Former Milwaukee Officer Won’t Face Criminal Charges In Fatal Shooting Of Black Man

MILWAUKEE (AP) — A white Milwaukee police officer who was fired after he fatally shot a mentally ill black man in April won’t face criminal charges, the county’s top prosecutor said Monday. Milwaukee County District Attorney John Chisholm said Christopher Manney won’t be charged because he shot Dontre Hamilton in self-defense. Manney is at least the third white police officer to not be charged in the past month after a confrontation that led to a black man’s death. “This was a tragic incident for the Hamilton family and for the community,” Chisholm said in a statement. “But, based on all the evidence and analysis presented in this report, I come to the conclusion that Officer Manney’s use of force…

MILWAUKEE (AP) — A white Milwaukee police officer who was fired after he fatally shot a mentally ill black man in April won’t face criminal charges, the county’s top prosecutor said Monday.

Milwaukee County District Attorney John Chisholm said Christopher Manney won’t be charged because he shot Dontre Hamilton in self-defense. Manney is at least the third white police officer to not be charged in the past month after a confrontation that led to a black man’s death. “This was a tragic incident for the Hamilton family and for the community,” Chisholm said in a statement. “But, based on all the evidence and analysis presented in this report, I come to the conclusion that Officer Manney’s use of force in this incident was justified self-defense and that defense cannot be reasonably overcome to establish a basis to charge Officer Manney with a crime.”

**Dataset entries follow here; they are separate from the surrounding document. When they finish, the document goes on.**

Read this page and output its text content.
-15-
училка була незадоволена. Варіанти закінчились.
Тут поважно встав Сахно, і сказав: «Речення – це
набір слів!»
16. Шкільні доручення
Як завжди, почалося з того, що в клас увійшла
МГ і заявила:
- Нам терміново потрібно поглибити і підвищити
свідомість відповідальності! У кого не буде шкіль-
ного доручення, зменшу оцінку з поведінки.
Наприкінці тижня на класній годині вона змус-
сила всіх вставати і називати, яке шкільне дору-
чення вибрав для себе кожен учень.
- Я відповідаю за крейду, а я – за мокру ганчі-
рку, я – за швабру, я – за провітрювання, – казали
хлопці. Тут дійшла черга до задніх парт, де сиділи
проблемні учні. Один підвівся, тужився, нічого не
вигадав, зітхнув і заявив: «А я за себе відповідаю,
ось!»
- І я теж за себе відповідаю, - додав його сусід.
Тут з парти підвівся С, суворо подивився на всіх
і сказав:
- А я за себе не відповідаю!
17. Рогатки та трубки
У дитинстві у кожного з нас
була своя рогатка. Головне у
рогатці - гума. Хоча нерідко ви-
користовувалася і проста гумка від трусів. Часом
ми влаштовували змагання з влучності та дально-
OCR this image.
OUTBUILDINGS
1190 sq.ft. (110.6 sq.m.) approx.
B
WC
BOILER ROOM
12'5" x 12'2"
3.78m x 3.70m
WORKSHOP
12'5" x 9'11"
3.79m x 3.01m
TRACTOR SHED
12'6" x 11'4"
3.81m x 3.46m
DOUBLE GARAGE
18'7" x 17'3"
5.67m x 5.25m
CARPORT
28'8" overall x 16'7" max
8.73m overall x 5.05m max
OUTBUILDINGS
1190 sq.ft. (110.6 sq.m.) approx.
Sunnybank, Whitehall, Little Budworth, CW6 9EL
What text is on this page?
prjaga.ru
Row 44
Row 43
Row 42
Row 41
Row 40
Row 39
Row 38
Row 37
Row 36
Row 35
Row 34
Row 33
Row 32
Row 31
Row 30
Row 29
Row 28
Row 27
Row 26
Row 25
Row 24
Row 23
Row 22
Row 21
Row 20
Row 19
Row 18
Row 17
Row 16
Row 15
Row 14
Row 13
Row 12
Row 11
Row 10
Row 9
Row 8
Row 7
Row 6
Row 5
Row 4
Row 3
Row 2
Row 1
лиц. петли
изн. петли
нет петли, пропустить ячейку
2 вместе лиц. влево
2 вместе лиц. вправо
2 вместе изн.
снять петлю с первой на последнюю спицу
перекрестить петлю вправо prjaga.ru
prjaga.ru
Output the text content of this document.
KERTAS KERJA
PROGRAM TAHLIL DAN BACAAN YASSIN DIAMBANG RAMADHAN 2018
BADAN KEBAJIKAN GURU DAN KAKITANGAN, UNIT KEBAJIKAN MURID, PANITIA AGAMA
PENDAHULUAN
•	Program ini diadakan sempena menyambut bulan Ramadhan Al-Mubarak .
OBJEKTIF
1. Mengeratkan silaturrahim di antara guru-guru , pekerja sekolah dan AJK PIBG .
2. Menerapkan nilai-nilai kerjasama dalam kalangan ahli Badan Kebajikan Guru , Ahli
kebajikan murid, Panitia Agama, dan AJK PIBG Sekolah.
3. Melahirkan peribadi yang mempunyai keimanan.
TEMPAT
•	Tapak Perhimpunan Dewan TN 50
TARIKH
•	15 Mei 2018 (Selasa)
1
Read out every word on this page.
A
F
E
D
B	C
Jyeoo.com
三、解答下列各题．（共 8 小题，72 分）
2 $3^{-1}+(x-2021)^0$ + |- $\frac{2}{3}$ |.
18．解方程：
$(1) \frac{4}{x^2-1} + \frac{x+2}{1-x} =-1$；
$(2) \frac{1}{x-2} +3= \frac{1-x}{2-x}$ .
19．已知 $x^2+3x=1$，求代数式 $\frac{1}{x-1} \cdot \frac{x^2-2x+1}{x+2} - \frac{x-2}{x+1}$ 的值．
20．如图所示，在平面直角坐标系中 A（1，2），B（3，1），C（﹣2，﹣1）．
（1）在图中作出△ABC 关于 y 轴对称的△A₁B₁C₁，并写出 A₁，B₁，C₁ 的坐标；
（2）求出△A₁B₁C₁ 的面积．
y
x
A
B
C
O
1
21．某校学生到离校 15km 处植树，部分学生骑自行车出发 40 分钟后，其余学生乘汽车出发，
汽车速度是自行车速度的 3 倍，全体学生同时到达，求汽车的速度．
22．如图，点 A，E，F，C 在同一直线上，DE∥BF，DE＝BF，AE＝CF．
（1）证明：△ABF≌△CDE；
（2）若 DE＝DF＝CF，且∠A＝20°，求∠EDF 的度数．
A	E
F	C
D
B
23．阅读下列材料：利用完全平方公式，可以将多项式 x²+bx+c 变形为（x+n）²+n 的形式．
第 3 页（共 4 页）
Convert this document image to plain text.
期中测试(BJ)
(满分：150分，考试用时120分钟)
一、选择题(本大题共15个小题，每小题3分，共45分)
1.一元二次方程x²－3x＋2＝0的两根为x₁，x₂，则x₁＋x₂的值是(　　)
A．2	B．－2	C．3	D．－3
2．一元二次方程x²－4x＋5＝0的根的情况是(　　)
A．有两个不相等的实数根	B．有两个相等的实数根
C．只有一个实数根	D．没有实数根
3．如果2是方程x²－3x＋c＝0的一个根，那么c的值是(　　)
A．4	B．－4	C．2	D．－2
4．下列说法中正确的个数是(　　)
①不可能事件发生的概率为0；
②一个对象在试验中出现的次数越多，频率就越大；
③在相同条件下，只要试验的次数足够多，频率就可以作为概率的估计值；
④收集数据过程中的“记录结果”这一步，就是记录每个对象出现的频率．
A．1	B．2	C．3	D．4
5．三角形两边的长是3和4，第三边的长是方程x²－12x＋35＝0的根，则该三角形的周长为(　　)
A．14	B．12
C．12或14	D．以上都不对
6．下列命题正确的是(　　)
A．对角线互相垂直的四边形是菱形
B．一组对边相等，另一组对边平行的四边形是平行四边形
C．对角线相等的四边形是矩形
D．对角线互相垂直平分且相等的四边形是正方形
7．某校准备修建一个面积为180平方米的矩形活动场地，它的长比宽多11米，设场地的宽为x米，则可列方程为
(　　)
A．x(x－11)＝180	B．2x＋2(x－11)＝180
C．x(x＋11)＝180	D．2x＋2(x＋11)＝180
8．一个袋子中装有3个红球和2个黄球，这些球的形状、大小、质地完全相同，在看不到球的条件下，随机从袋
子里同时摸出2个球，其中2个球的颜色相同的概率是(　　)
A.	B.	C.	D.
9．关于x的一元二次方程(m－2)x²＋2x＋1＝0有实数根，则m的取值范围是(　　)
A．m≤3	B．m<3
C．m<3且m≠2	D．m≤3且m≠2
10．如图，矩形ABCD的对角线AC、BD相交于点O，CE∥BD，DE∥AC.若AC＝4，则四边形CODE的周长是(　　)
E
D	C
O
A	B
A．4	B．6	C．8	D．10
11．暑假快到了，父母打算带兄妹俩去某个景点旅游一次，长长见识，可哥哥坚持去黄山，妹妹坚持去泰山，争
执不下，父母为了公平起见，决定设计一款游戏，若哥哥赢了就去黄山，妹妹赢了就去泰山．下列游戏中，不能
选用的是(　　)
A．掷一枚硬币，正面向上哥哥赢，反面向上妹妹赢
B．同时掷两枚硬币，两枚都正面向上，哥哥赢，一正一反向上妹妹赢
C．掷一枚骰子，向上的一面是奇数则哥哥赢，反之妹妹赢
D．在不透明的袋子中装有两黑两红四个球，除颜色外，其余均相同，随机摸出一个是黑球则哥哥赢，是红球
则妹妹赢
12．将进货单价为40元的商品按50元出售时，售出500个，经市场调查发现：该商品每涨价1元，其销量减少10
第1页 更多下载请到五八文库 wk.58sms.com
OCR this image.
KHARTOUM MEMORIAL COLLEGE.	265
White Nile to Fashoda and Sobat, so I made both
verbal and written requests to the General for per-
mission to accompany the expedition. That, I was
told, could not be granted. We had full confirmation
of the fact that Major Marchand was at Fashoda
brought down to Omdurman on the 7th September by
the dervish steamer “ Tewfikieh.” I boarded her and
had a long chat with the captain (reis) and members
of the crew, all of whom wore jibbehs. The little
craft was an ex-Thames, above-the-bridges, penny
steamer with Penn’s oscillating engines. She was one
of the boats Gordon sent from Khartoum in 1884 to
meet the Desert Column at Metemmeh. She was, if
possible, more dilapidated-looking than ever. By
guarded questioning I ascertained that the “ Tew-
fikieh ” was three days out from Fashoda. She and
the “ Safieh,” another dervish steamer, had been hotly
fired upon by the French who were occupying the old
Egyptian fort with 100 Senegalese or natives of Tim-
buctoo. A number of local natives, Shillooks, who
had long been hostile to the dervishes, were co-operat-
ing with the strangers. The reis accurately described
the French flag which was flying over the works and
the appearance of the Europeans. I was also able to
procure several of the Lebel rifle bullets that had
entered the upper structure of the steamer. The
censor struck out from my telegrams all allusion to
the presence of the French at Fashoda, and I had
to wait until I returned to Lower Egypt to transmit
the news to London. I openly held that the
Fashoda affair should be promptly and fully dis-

The Hamilton family released a statement through their attorney saying they were “extremely disappointed” with the decision and that the case “cries out for justice, criminal charges against Christopher Manney, and accountability to Dontre Hamilton’s family.”

The family said it has asked the U.S. attorney in Milwaukee to seek a federal investigation.

Manney’s attorney did not immediately return a message seeking comment.

The executive director of the American Civil Liberties Union of Wisconsin, Chris Ahmuty, issued a statement saying the decision not to charge Manney left “a cloud of uncertainty over the circumstances of and the responsibility for Mr. Hamilton’s death.”

Manney shot 31-year-old Hamilton on April 30 after responding to a call for a welfare check on a man sleeping in a downtown park. Manney said Hamilton resisted when he tried to frisk him. The two exchanged punches before Hamilton got a hold of Manney’s baton and hit him on the neck with it, the former officer has said. Manney then opened fire, hitting Hamilton 14 times.

Several witnesses told police they saw Hamilton holding Manney’s baton “in an aggressive posture” before Manney shot him, according to Chisholm’s news release.

Chisholm consulted with two experts on the use of force by police officers, and both concluded Manney’s conduct was justified. Emanuel Kapelsohn of the Peregrine Corporation concluded that all the shots were discharged in 3 or 4 seconds and there was no evidence that Manney continued firing after Hamilton hit the ground.

Police have no video of the event.

Manney also suffered minor injuries, including a bite to his right thumb, a neck strain and neck contusion, the report said. He treated for post-concussion syndromes, a mild traumatic brain injury and had physical therapy for bicep and rotator cuff injuries, the report said.

Hamilton’s family said he suffered from schizophrenia and had recently stopped taking his medication.

Police Chief Edward Flynn fired Manney in October. He said at the time that Manney correctly identified Hamilton as mentally ill, but ignored department policy and treated him as a criminal by frisking him.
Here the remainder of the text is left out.